Yüce İslam Dinimiz, insanlar arası münasebetlere ve iletişime büyük önem vermiştir. Yüz yüze olan ilişkilerdeki sınırlar, ölçüler, kurallar insanların birbirini görmediği sosyal medya ortamlarında da geçerli hale gelmiştir. Bu ortamlar her ne kadar arkadaşlık/dostluk şekillerini değiştirmiş olsa da dinimizin arkadaşlık/dostluk ilişkileri için koyduğu ölçüler bu alanlarda da geçerlidir. Gerçek hayatta ilişkilerimizde, derin yaralar açan gıybet, dedikodu, yalan, iftira, hakaret, sahtekârlık, insanların gizli hallerinin araştırılması ve mahremiyet sınırlarının ihlal edilmesi gibi günahlar, sanal ağlarla/sosyal medyayla kurulan ilişkilerde de geçerlidir.
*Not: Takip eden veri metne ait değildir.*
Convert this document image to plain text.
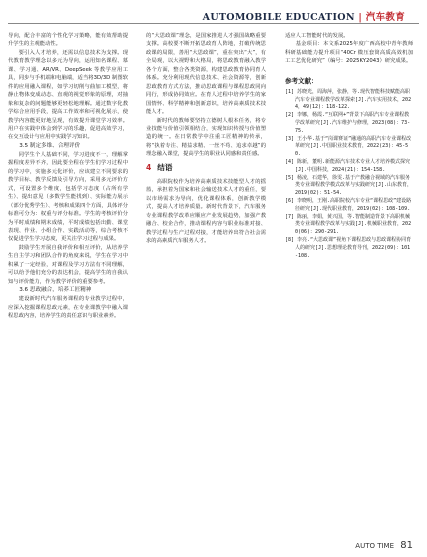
AUTOMOBILE EDUCATION | 汽车教育
导向，配合丰富的个性化学习策略，能有效帮助提升学生的主观能动性。
要引入人才培养，还需以信息技术为支撑。现代教育教学理念以多元为导向，运用知名课程、慕课、学习通、AR/VR、DeepSeek 等教学应用工具，同步与手机端和电脑端，适当将3D/3D 制图软件的应用融入课程，如学习切削与曲加工模型，将静止物体变成动态、直观的视觉形象的原理，对抽象和复杂的问题能够更轻松地理解。通过数字化教学综合应用手段，提高工作效率和可视化展示，使教学内容能更好地呈现，有效提升课堂学习效率。用户在实践中体会到学习的乐趣，促进高效学习，在交互设计与应用中实践学习知识。
3.5 制定多维、合理评价
同学生个人基础不同，学习进度不一，理解掌握程度差异不齐，因此要全程在学生们学习过程中的学习中，实施多元化评价，应该建立不同要求的教学目标、教学反馈及引导方向，采用多元评价方式，可设置多个维度，包括学习态度（占所有学生）、提出意见（多数学生能找到）、实际能力展示（部分优秀学生）、考核和成果四个方面，具体评分标准可分为：权重与评分标准。学生的考核评价分为平时成绩和期末成绩，平时成绩包括出勤、课堂表现、作业、小组合作、实践活动等，综合考核不仅促进学生学习态度，更关注学习过程与成果。
鼓励学生开展自我评价和相互评价，从培养学生自主学习和团队合作的角度来说，学生在学习中积累了一定经验，对课程及学习方法有不同理解，可以给予他们充分的表达机会，提高学生的自我认知与评价能力，作为教学评价的重要参考。
3.6 思政融合，培养工匠精神
建设新时代汽车服务课程的专业教学过程中，应深入挖掘课程思政元素，在专业课教学中融入课程思政内容，培养学生的责任意识与职业素养。
的“大思政课”理念，是国家推进人才强国战略重要支撑。高校要不断开拓思政育人阵地，打破传统思政课的局限，善用“大思政课”，重在突出“大”，有全局观，以大视野和大格局，将思政教育融入教学各个方面，整合各类资源，构建思政教育协同育人体系。充分利用现代信息技术、社会资源等，创新思政教育方式方法，推动思政课程与课程思政同向同行，形成协同效应。在育人过程中培养学生的家国情怀、科学精神和创新意识，培养高素质技术技能人才。
新时代的教师要坚持立德树人根本任务，将专业技能与价值引领相结合，实现知识传授与价值塑造的统一。在日常教学中注重工匠精神的传承，将“执着专注、精益求精、一丝不苟、追求卓越”的理念融入课堂，提高学生的职业认同感和责任感。
4 结语
高职院校作为培养高素质技术技能型人才的摇篮，承担着为国家和社会输送技术人才的重任，要以市场需求为导向，优化课程体系，创新教学模式，提高人才培养质量。新时代背景下，汽车服务专业课程教学改革应顺应产业发展趋势，加强产教融合、校企合作，推动课程内容与职业标准对接、教学过程与生产过程对接，才能培养出符合社会需求的高素质汽车服务人才。
适应人工智能时代的发展。
基金项目：本文系2025年度广西高校中青年教师科研基础能力提升项目“40Cr 微压套筒高质高效机加工工艺优化研究”（编号：2025KY2043）研究成果。
参考文献：
[1] 苏晓光，周海萍，张静，等.现代智能科技赋能高职汽车专业课程教学改革探索[J].汽车实用技术，2024，49(12)：118-122.
[2] 李娜，杨霞.“互联网+”背景下高职汽车专业课程教学改革研究[J].汽车维护与修理，2023(08)：73-75.
[3] 王小华.基于“岗课赛证”融通的高职汽车专业课程改革研究[J].中国职业技术教育，2022(23)：45-50.
[4] 陈新，董明.新能源汽车技术专业人才培养模式探究[J].中国科技，2024(21)：154-158.
[5] 杨凌，石建华，徐雯.基于产教融合视域的汽车服务类专业课程教学模式改革与实践研究[J].山东教育，2019(02)：51-54.
[6] 李晓明，王刚.高职院校汽车专业“课程思政”建设路径研究[J].现代职业教育，2019(02)：108-109.
[7] 陈丽，李娟，黄兴国，等.智能制造背景下高职机械类专业课程教学改革与实践[J].机械职业教育，2020(06)：290-291.
[8] 李亮.“大思政课”视角下课程思政与思政课程协同育人的研究[J].思想理论教育导刊，2022(09)：101-108.
AUTO TIME 81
Günümüzde sanal ağlarla/sosyal medyayla intikal eden, yayımlanan haber ve bilgiler, geçmişe göre çok daha hızlı yayılmaktadır. Bu durum, Müslümanların paylaşılan haber ve bilgilerin doğruluğunu araştırmaları konusundaki hassasiyetini de artırmalıdır. Doğruluğu belli olmayan bilgileri yayan kimseyi, Kerim Kitabımız Kur’ân şöyle uyarır: “Hakkında kesin bilgi sahibi olmadığın şeyin peşine düşme. Çünkü kulak, göz ve kalp, bunların hepsi ondan sorumludur”.(1)Kişinin ister doğrudan kendisine ait olan bir yorumu/bilgiyi/haberi, isterse başkasına ait olan bir yorumu/bilgiyi/haberi tek bir tuşla takipçileri arasında paylaşması, insandaki bu sorumluluğu daha da artırmıştır. Kerim Kitabımız Kur`ân, haberin doğruluğunu araştırmanın bir vecibe olduğunu ifade etmiştir. Mümin bir kulun bilmediği bir şeyin peşine düşmemesi, bilgisizce hüküm vermemesi, söz söylememesi, tanımadığı kişiler hakkında ileri geri konuşmaması, yazmaması, paylaşımda bulunmaması, paylaşılanı onaylayıp beğenmemesi, bilgi sahibi olmadan tahmine göre, kıl’ü-kal’e/dedikoduya, söylentiye göre herhangi bir kimse için, maddi veya manevi zarara yol açacak şekilde hareket etmemesi, paylaşımlarda bulunmaması, paylaşılanları da onaylamaması/paylaşmaması gerekmektedir.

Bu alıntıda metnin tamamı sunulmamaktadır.